14>I can't comment on triple zero, if thats the one not having read it, though I suspect we are seeing her characters views expressed rather than hers, In her series commencing with City of Pearl we have rather the opposite situation women tend to out tough the men unremarked.

Simon

18JulieClawson
Ene 17, 2007, 10:04 pm

I like the term "speculative fiction" - it's a good catch all. And it really helps for works that really are both Sci-fi and fantasy.

19AsYouKnow_Bob
Ene 17, 2007, 10:21 pm

Yep. The border between "science fiction" and "fantasy" is pretty fluid. Despite all the evidence to the contrary, Mccaffrey insists that the Pern books are actually "science fiction". The Darkover books started out as science fiction, and gradually drifted over to "fantasy". When did they change?

Rather than worry about the exact taxonomy, better perhaps to just call it all "SF" and be done with it.

20Quaisior
Editado: Feb 12, 2007, 2:49 pm

I can't categorize Traviss' books as feminist because of the things I've read on her Live Journal about feminism. I haven't read her Star Wars books, but her opinion is pretty much what was stated in #14.

I call science fiction, fantasy, and horror speculative fiction too because I disagree with most people, including #19 here about Pern (it's very much science fiction in my mind) and then there's the whole debate about dark fantasy vs. horror too, and there are the crossover novels like Doyle and Macdonald's Mageworlds series, which has elements of both science fiction and fantasy.

21reading_fox
Feb 14, 2007, 6:55 am

Are we/you defining this as female authors who write SF (accepting this is as speculative rather than science), or authors who write predominently pro-female SF?

There will be more of the first than the second?

Are we are limiting it to canon works rather than authors?

#8 Cherryh is readily available in the UK - not all her works, because some are rather old now, but a lot. In terms of canon I wouldn't use either Foreigner or the Ali./Uni as neither are particularly pro-female. The Chanur Saga is though and in some respects Morgaine is too.

22avaland
Feb 15, 2007, 8:55 pm

Apparently, I'm slow to catch on. To the "checklist" on the website, which I am assuming is what is being used as the canon, I would add Limits of Enchantment by Graham Joyce; also I don't think I saw I Who Have Never Known Men by Jacqueline Harpman. Also the Judith Berman mentioned above.

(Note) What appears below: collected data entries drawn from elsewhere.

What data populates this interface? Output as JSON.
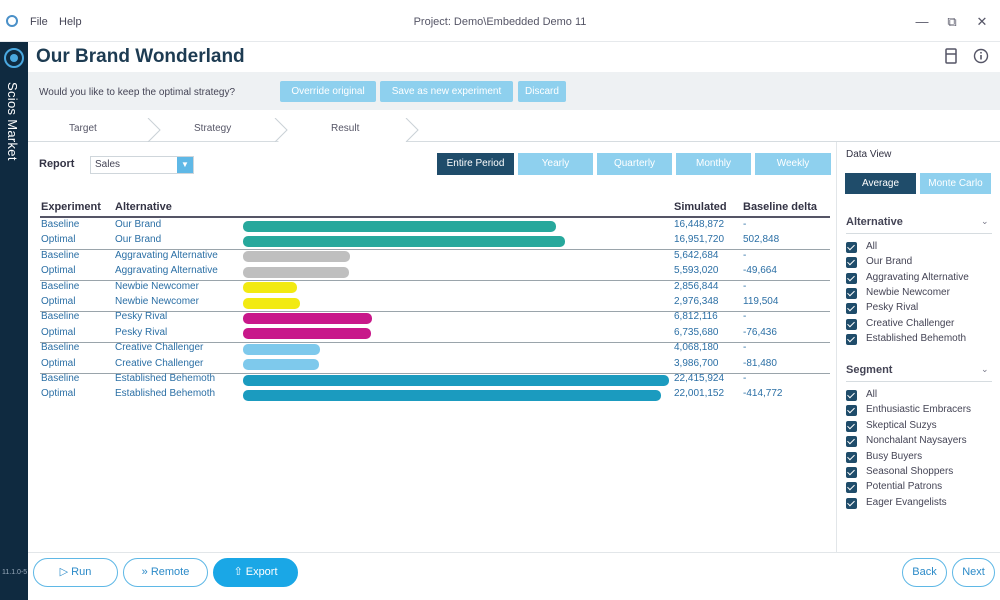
{
  "menu": {
    "file": "File",
    "help": "Help"
  },
  "window": {
    "project_title": "Project: Demo\\Embedded Demo 11",
    "minimize": "—",
    "restore": "⧉",
    "close": "✕"
  },
  "sidebar": {
    "app_name": "Scios Market",
    "version": "11.1.0-5"
  },
  "header": {
    "title": "Our Brand Wonderland"
  },
  "prompt": {
    "question": "Would you like to keep the optimal strategy?",
    "override": "Override original",
    "save_new": "Save as new experiment",
    "discard": "Discard"
  },
  "steps": [
    "Target",
    "Strategy",
    "Result"
  ],
  "report": {
    "label": "Report",
    "selected": "Sales",
    "caret": "▼"
  },
  "periods": [
    "Entire Period",
    "Yearly",
    "Quarterly",
    "Monthly",
    "Weekly"
  ],
  "table": {
    "headers": {
      "experiment": "Experiment",
      "alternative": "Alternative",
      "simulated": "Simulated",
      "delta": "Baseline delta"
    },
    "rows": [
      {
        "experiment": "Baseline",
        "alternative": "Our Brand",
        "simulated": "16,448,872",
        "delta": "-"
      },
      {
        "experiment": "Optimal",
        "alternative": "Our Brand",
        "simulated": "16,951,720",
        "delta": "502,848"
      },
      {
        "experiment": "Baseline",
        "alternative": "Aggravating Alternative",
        "simulated": "5,642,684",
        "delta": "-"
      },
      {
        "experiment": "Optimal",
        "alternative": "Aggravating Alternative",
        "simulated": "5,593,020",
        "delta": "-49,664"
      },
      {
        "experiment": "Baseline",
        "alternative": "Newbie Newcomer",
        "simulated": "2,856,844",
        "delta": "-"
      },
      {
        "experiment": "Optimal",
        "alternative": "Newbie Newcomer",
        "simulated": "2,976,348",
        "delta": "119,504"
      },
      {
        "experiment": "Baseline",
        "alternative": "Pesky Rival",
        "simulated": "6,812,116",
        "delta": "-"
      },
      {
        "experiment": "Optimal",
        "alternative": "Pesky Rival",
        "simulated": "6,735,680",
        "delta": "-76,436"
      },
      {
        "experiment": "Baseline",
        "alternative": "Creative Challenger",
        "simulated": "4,068,180",
        "delta": "-"
      },
      {
        "experiment": "Optimal",
        "alternative": "Creative Challenger",
        "simulated": "3,986,700",
        "delta": "-81,480"
      },
      {
        "experiment": "Baseline",
        "alternative": "Established Behemoth",
        "simulated": "22,415,924",
        "delta": "-"
      },
      {
        "experiment": "Optimal",
        "alternative": "Established Behemoth",
        "simulated": "22,001,152",
        "delta": "-414,772"
      }
    ]
  },
  "bar_colors": {
    "Our Brand": "#27a89c",
    "Aggravating Alternative": "#bfbfbf",
    "Newbie Newcomer": "#f2ea12",
    "Pesky Rival": "#c8188a",
    "Creative Challenger": "#7ec9ec",
    "Established Behemoth": "#1b9bbf"
  },
  "data_view": {
    "label": "Data View",
    "average": "Average",
    "monte_carlo": "Monte Carlo"
  },
  "alternative_filter": {
    "title": "Alternative",
    "chevron": "⌄",
    "items": [
      "All",
      "Our Brand",
      "Aggravating Alternative",
      "Newbie Newcomer",
      "Pesky Rival",
      "Creative Challenger",
      "Established Behemoth"
    ]
  },
  "segment_filter": {
    "title": "Segment",
    "chevron": "⌄",
    "items": [
      "All",
      "Enthusiastic Embracers",
      "Skeptical Suzys",
      "Nonchalant Naysayers",
      "Busy Buyers",
      "Seasonal Shoppers",
      "Potential Patrons",
      "Eager Evangelists"
    ]
  },
  "footer": {
    "run": "▷  Run",
    "remote": "»  Remote",
    "export": "⇧  Export",
    "back": "Back",
    "next": "Next"
  }
}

Please let me know if I'm completely missing the point, the first few posts seem like they had a beginning in another conversation somewhere else...

23SimonW11
Feb 17, 2007, 2:26 am

Oh yes we had been talking about the tiptree awards and hence I at least was thinking more of examining gender roles than espousing any particular feminist position.

24RobGatesDC
Feb 27, 2007, 9:03 pm

It's a tag I plan on using once I go back and start the tagging thing. There's a heck of a lot of GLBT specfic out there - and there's an annual award (The Gaylactic Spectrum Awards - not sure if I can add a URL here or not) which is similar to the Tiptrees.